In California’s Eastern Coachella Valley, promotores help residents take on environmental hazards

Published on
July 27, 2017

As journalists, we often run the risk of missing the forest for the trees. In our effort to condense and explain, we tend to focus on what’s new about a particular issue. We try to zero in on developments that haven’t yet been covered by other outlets. Editors will typically scrutinize our reporting, asking for more specifics along that question I dread the most: “Why should we care?”

Back in 2010, I knew I cared about the environmental health issues I’d begun to come across in my reporting in Southern California’s Eastern Coachella Valley. What I didn’t yet know was how, in the process of telling this particular story, I was a missing a bigger, more nuanced reality.

Thanks to a Center for Health Journalism fellowship, I got the chance to spend a couple of months traveling back and forth to this remote agricultural region where residents were dealing with the possible impacts of living near — or even right next to — hazardous waste. I was struck by the situation at Lawson Dump, an illegal site that for years incinerated trash containing dangerous amounts of arsenic, PCBs, asbestos, dioxin, and other toxic materials. Next door to the dump, a trailer park within a 40-acre site housed thousands of people in substandard conditions, most of them migrant farmworkers.

“This is where nearby farms disposed of grape stakes covered in pesticides — where people discarded their old cell phones and computers,” Eduardo Guevara said when he first took me to see the site. A local activist, Guevara had been trying for years to draw the attention of local, state and federal authorities. “We knew people burned trash here, but we didn’t know it was that bad,” he said. There was barely any research being done in these low-income farmworking communities, and no scientific evidence linking the dump to the area’s health problems, such as a high incidence of asthma and chronic kidney disease.

The story I reported then was one of environmental injustice, focused on the people — immigrant and migrant farmworkers — who were wary of speaking out due to fear of losing their livelihoods.

Seven years have passed since I published my series on the Eastern Coachella Valley. Much has stayed the same. But a lot has changed in small, incremental and important ways.

Self-taught community health workers like Guevara are now speaking loudly, either as residents or regular visitors to many of the mobile homes where farmworkers live. Promotores, as they’re called, are part of an old tradition south of the border. Unlike American health care workers, promotores are typically unpaid and self-taught members of a community not served by the traditional medical system.

"We are trusted in our communities because we are from here and we are always educating ourselves on what people need and want,” said Griselda Barrera, a former chili picker who is currently recruiting a board of directors for her future organization, the first promotora nonprofit of the Eastern Coachella Valley. "Promotoras want to change the system.”
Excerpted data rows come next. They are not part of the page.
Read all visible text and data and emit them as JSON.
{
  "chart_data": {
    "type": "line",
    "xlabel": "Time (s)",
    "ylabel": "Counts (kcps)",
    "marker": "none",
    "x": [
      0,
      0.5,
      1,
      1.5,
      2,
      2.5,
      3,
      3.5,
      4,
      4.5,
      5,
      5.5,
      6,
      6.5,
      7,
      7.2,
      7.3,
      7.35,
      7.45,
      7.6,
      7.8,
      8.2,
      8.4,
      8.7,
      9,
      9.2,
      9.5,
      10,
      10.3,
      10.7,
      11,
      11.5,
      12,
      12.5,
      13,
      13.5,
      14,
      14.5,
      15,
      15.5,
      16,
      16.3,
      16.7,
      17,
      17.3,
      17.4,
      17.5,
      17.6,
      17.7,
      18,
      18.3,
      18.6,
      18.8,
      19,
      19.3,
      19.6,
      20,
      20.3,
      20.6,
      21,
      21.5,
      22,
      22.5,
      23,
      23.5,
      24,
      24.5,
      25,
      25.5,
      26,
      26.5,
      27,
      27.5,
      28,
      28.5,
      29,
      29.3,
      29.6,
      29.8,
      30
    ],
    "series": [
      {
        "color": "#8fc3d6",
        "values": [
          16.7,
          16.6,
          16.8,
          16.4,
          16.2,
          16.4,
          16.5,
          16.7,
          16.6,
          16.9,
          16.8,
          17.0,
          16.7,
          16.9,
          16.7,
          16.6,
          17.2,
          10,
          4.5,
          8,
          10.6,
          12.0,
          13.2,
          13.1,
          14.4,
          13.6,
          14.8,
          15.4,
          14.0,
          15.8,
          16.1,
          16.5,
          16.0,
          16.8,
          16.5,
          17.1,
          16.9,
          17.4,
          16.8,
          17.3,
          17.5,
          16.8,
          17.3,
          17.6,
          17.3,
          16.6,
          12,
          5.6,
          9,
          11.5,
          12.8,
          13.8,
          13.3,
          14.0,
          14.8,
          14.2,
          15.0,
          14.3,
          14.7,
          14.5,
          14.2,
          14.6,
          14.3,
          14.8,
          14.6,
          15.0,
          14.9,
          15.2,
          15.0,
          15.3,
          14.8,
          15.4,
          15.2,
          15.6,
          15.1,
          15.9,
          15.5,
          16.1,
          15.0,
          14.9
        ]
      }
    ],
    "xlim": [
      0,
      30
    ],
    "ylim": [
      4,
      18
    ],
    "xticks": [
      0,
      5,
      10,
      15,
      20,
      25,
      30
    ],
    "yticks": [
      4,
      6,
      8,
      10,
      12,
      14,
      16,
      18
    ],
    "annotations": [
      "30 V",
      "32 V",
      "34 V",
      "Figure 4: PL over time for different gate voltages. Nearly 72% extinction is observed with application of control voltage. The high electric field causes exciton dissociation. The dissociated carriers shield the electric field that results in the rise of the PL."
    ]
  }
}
It’s a tall order: Most promotores — or promotoras, as they tend to be women — have no medical training and often work on a volunteer basis, collaborating with outside organizations or conducting surveys for research institutions. When I met with her this spring, Barrera was eager to figure out a way to spread more self-awareness among residents about health conditions such as diabetes and asthma; to encourage them to focus on prevention, and to become more civically engaged.
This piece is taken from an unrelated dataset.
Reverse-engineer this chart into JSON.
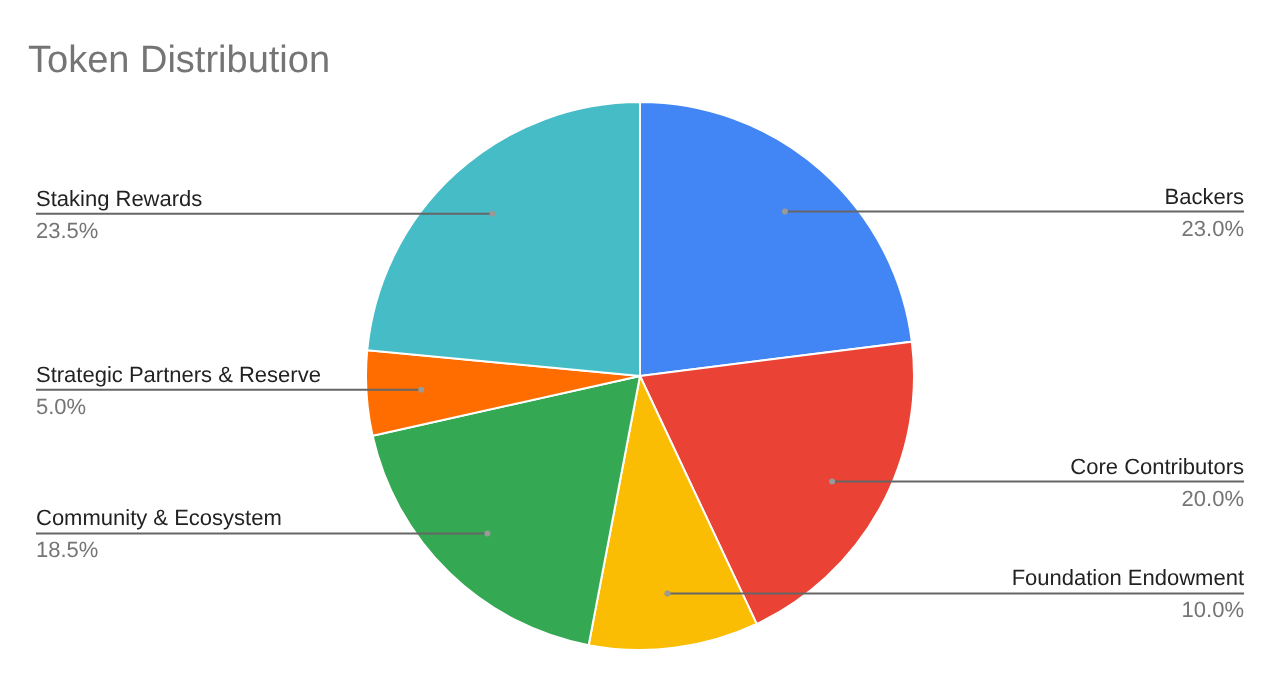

Rather than wait for the county government to respond to various environmental conditions, I found that promotores are now part of an effort to come up with homegrown answers. One such example is the Eastern Coachella Valley Environmental Justice task force, made up of community-based groups and government representatives hoping to generate the missing data needed to find solutions. Researchers at the University of California, Davis and Loma Linda University have trained promotoras like Barrera alongside public health students to carry out health surveys looking at both environmental hazards and a so-called “social vulnerability index,” which includes factors such as housing quality and economic conditions. It’s the first survey of its kind.

Meanwhile, activists like Guevara have tapped into statewide efforts to improve air quality and hold local polluters accountable. One way they’re doing so is by installing air monitors inside schools and community centers. In recent years, Guevara and a wider coalition of Latino environmental activists has developed a web-based program known as IVAN or Identifying Violations Affecting Neighborhoods, which allows residents to document local environmental problems and follow up with the appropriate government agencies.

In other words, homegrown solutions like IVAN are enabling neighbors to become citizen scientists, to figure out a way to help themselves.

“I’d like it to be made up entirely of other promotoras, like myself,” said Barrera, speaking of her dream to start a local organization. “By women who are out there already, signing up their neighbors for Medicaid, or volunteering during get-out-the-vote drives.” Perhaps because of the history of environmental injustice in the region, this moment, Griselda told me, is “as good as any other for people to start owning up to this place.”